Wizorek:Der Feminismus von heute zeichnet sich zum einen darin aus, dass das Internet eine große Rolle spielt. Auch ich habe dank des Internets und feministischer Blogs verstanden, dass ich Feministin bin. Neben der Rolle als Emanzipationswerkzeug ist das Netz heutzutage aber auch nicht wegzudenken, wenn es um die Vernetzung mit Gleichgesinnten und feministischen Aktivismus geht, der so noch mal eine andere Reichweite entwickeln kann. Im besten Fall sollten hier Online und Offline immer miteinander verknüpft werden. Ebenso soll ein Feminismus von heute auch die Mehrfachdiskriminierung im Blick haben. Es geht eben nicht nur um die Bekämpfung von Sexismus, sondern auch um dessen Verschränkung mit Rassismus, sozialer Herkunft oder zum Beispiel auch Behinderungen. Diese Verwobenheit wirkt verschärfend darauf, wie Menschen in unserer Gesellschaft leider immer noch Respekt und Chancen verweigert werden.

Wie ist es um den Feminismus bei Frauen Ihrer Generation bestellt?

Wizorek:Es wird ja immer gerne behauptet, den Feminismus brauche es nicht mehr, er wäre sogar tot. Das kann ich aber keineswegs so beobachten und denke auch, dass Menschen die entsprechende Aussagen treffen, eben nicht genau hinschauen wollen. Gerade im Internet tut sich diesbezüglich nämlich sehr viel über soziale Medien. Sicher werden junge Menschen heute vielleicht erst mal später feministisch aktiv, da sie in der Schule noch das Bild einer gleichberechtigten Gesellschaft vermittelt bekommen. Aber gleichzeitig wachsen sie heutzutage auch mit ihren Lieblingsstars wie Emma Watson oder Beyoncé auf, die ganz selbstverständlich sagen, dass sie Feministinnen sind. Gerade Popkultur macht Feminismus auch noch mal zugänglicher, was ich sehr wichtig finde und womit ich selbst gerne arbeite.

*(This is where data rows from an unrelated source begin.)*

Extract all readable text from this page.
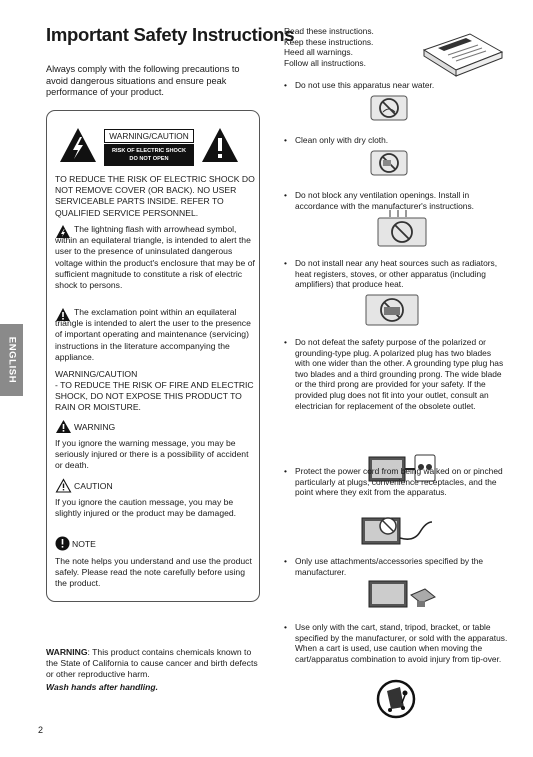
Important Safety Instructions
Always comply with the following precautions to avoid dangerous situations and ensure peak performance of your product.
ENGLISH
WARNING/CAUTION
RISK OF ELECTRIC SHOCK
DO NOT OPEN
TO REDUCE THE RISK OF ELECTRIC SHOCK DO NOT REMOVE COVER (OR BACK). NO USER SERVICEABLE PARTS INSIDE. REFER TO QUALIFIED SERVICE PERSONNEL.
The lightning flash with arrowhead symbol, within an equilateral triangle, is intended to alert the user to the presence of uninsulated dangerous voltage within the product's enclosure that may be of sufficient magnitude to constitute a risk of electric shock to persons.
The exclamation point within an equilateral triangle is intended to alert the user to the presence of important operating and maintenance (servicing) instructions in the literature accompanying the appliance.
WARNING/CAUTION
- TO REDUCE THE RISK OF FIRE AND ELECTRIC SHOCK, DO NOT EXPOSE THIS PRODUCT TO RAIN OR MOISTURE.
WARNING
If you ignore the warning message, you may be seriously injured or there is a possibility of accident or death.
CAUTION
If you ignore the caution message, you may be slightly injured or the product may be damaged.
NOTE
The note helps you understand and use the product safely. Please read the note carefully before using the product.
WARNING: This product contains chemicals known to the State of California to cause cancer and birth defects or other reproductive harm.
Wash hands after handling.
2
Read these instructions.
Keep these instructions.
Heed all warnings.
Follow all instructions.
• Do not use this apparatus near water.
• Clean only with dry cloth.
• Do not block any ventilation openings. Install in accordance with the manufacturer's instructions.
• Do not install near any heat sources such as radiators, heat registers, stoves, or other apparatus (including amplifiers) that produce heat.
• Do not defeat the safety purpose of the polarized or grounding-type plug. A polarized plug has two blades with one wider than the other. A grounding type plug has two blades and a third grounding prong. The wide blade or the third prong are provided for your safety. If the provided plug does not fit into your outlet, consult an electrician for replacement of the obsolete outlet.
• Protect the power cord from being walked on or pinched particularly at plugs, convenience receptacles, and the point where they exit from the apparatus.
• Only use attachments/accessories specified by the manufacturer.
• Use only with the cart, stand, tripod, bracket, or table specified by the manufacturer, or sold with the apparatus. When a cart is used, use caution when moving the cart/apparatus combination to avoid injury from tip-over.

Die Fragen stellte Dagmar Weinberg

Auf Einladung des städtischen Referats für Chancengleichheit kommt Anne Wizorek heute nach Esslingen. Von 19 Uhr an spricht und diskutiert sie im Kutschersaal der Stadtbücherei in der Webergasse 4 bis 6 mit den Gästen. Zu dem Vortrag sind Frauen und Männer willkommen. Der Eintritt ist frei.

Persönliches

Anne Wizorek wurde 1981 in Rüderdorf als Tochter einer Maschinenbauingenieurin geboren. Sie studierte Neuere deutsche Literatur sowie Allgemeine und Vergleichende Literaturwissenschaft in Berlin, schloss das Studium aber nicht ab. Seit 2008 ist Anne Wizorek auf Twitter unter dem Account „@marthadear“ aktiv. Bekannt wurde sie durch den Hashtag #aufschrei, den sie im Januar 2013 gemeinsam mit anderen Feministinnen initiierte. #aufschrei wurde 2013 als erster Hashtag mit dem Grimme Online Award in der Kategorie „Spezial“ ausgezeichnet. Im Oktober 2014 veröffentlichte Anne Wizorek, die als Medienberaterin arbeitet, das Buch „Weil ein Aufschrei nicht reicht: Für einen Feminismus von heute“.